A lot of the value of the LARS Cider Section came from its close contacts with similar wine research and horticultural institutes in other countries, and the great cross-fertilizing of ideas that this brought about. That had always been a feature of the Station, even from its earliest years, when strong links were established with French and German labs before the First World War.

Recent research conducted by Dr. Caroline Walker at Brewing Research International, in partnership with the Institute of Food Research Group in Norwich, showed cider to be one of the top alcoholic drinks for health, due to the presence of antioxidants. Antioxidants are thought by nutritionists to protect against cardiovascular disease and cancer by quenching and neutralising the damaging effects of free radicals on the body’s cells, which are suspected of triggering cancers and speeding up the progression of cardiovascular disease. The absorption of the antioxidants into the bloodstream was shown to be high due to the micronutrients being free in solution, rather than locked into cell walls as in fruit and vegetables, making them easier to absorb through the gut.

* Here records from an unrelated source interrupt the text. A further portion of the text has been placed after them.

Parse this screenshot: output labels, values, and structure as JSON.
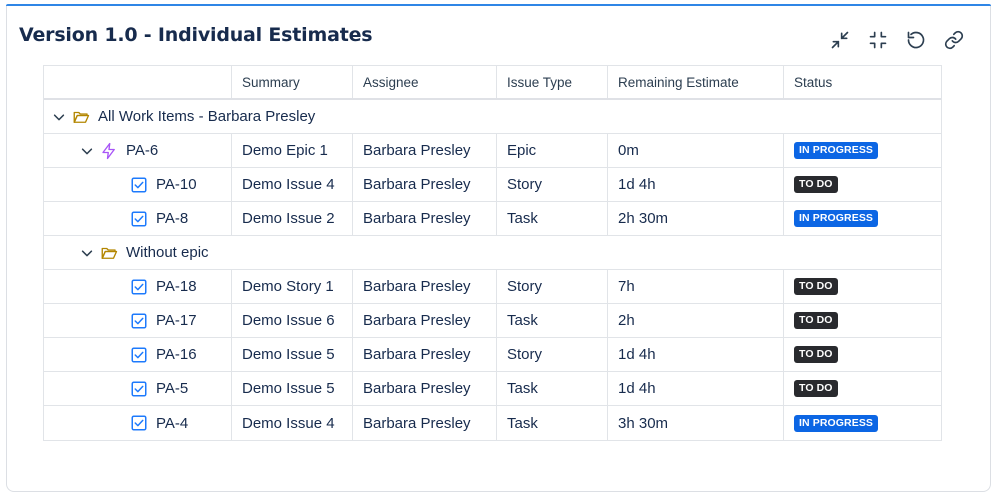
{
  "title": "Version 1.0 - Individual Estimates",
  "toolbar": [
    {
      "name": "collapse-icon"
    },
    {
      "name": "minimize-icon"
    },
    {
      "name": "refresh-icon"
    },
    {
      "name": "link-icon"
    }
  ],
  "columns": [
    "",
    "Summary",
    "Assignee",
    "Issue Type",
    "Remaining Estimate",
    "Status"
  ],
  "groups": [
    {
      "label": "All Work Items - Barbara Presley"
    },
    {
      "label": "Without epic"
    }
  ],
  "epic": {
    "key": "PA-6",
    "summary": "Demo Epic 1",
    "assignee": "Barbara Presley",
    "type": "Epic",
    "estimate": "0m",
    "status": "IN PROGRESS"
  },
  "epic_items": [
    {
      "key": "PA-10",
      "summary": "Demo Issue 4",
      "assignee": "Barbara Presley",
      "type": "Story",
      "estimate": "1d 4h",
      "status": "TO DO"
    },
    {
      "key": "PA-8",
      "summary": "Demo Issue 2",
      "assignee": "Barbara Presley",
      "type": "Task",
      "estimate": "2h 30m",
      "status": "IN PROGRESS"
    }
  ],
  "other_items": [
    {
      "key": "PA-18",
      "summary": "Demo Story 1",
      "assignee": "Barbara Presley",
      "type": "Story",
      "estimate": "7h",
      "status": "TO DO"
    },
    {
      "key": "PA-17",
      "summary": "Demo Issue 6",
      "assignee": "Barbara Presley",
      "type": "Task",
      "estimate": "2h",
      "status": "TO DO"
    },
    {
      "key": "PA-16",
      "summary": "Demo Issue 5",
      "assignee": "Barbara Presley",
      "type": "Story",
      "estimate": "1d 4h",
      "status": "TO DO"
    },
    {
      "key": "PA-5",
      "summary": "Demo Issue 5",
      "assignee": "Barbara Presley",
      "type": "Task",
      "estimate": "1d 4h",
      "status": "TO DO"
    },
    {
      "key": "PA-4",
      "summary": "Demo Issue 4",
      "assignee": "Barbara Presley",
      "type": "Task",
      "estimate": "3h 30m",
      "status": "IN PROGRESS"
    }
  ],
  "colors": {
    "accent": "#2f86e6",
    "in_progress": "#0c66e4",
    "todo": "#292a2e",
    "folder": "#b38600",
    "epic": "#a855f7",
    "check": "#1d7afc"
  }
}
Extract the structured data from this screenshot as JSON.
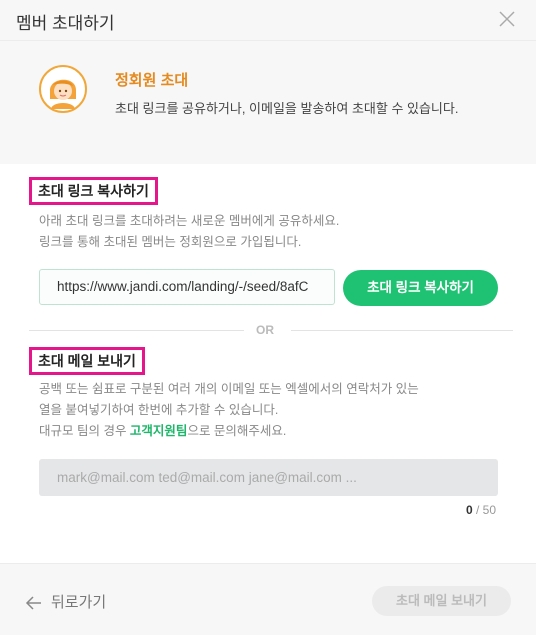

Ciders manufactured with added water and preservatives showed fewer antioxidants per 250ml then pure juice ciders, confirming Radcliffe Cooke’s opinion that adulterated products have less beneficial value to health. To reach the same antioxidant value as a 100% juice cider you would need to consume ten or twelve pints of the lowest rated fizzy stuff, There are severe health consequences associated with heavy drinking, so the health benefits of cider should only be considered in moderation, Department of Health guidelines recommend two to three units of alcohol a day for women and three to four units a day for men. The number of units is dependent on the alcoholic strength of the drink.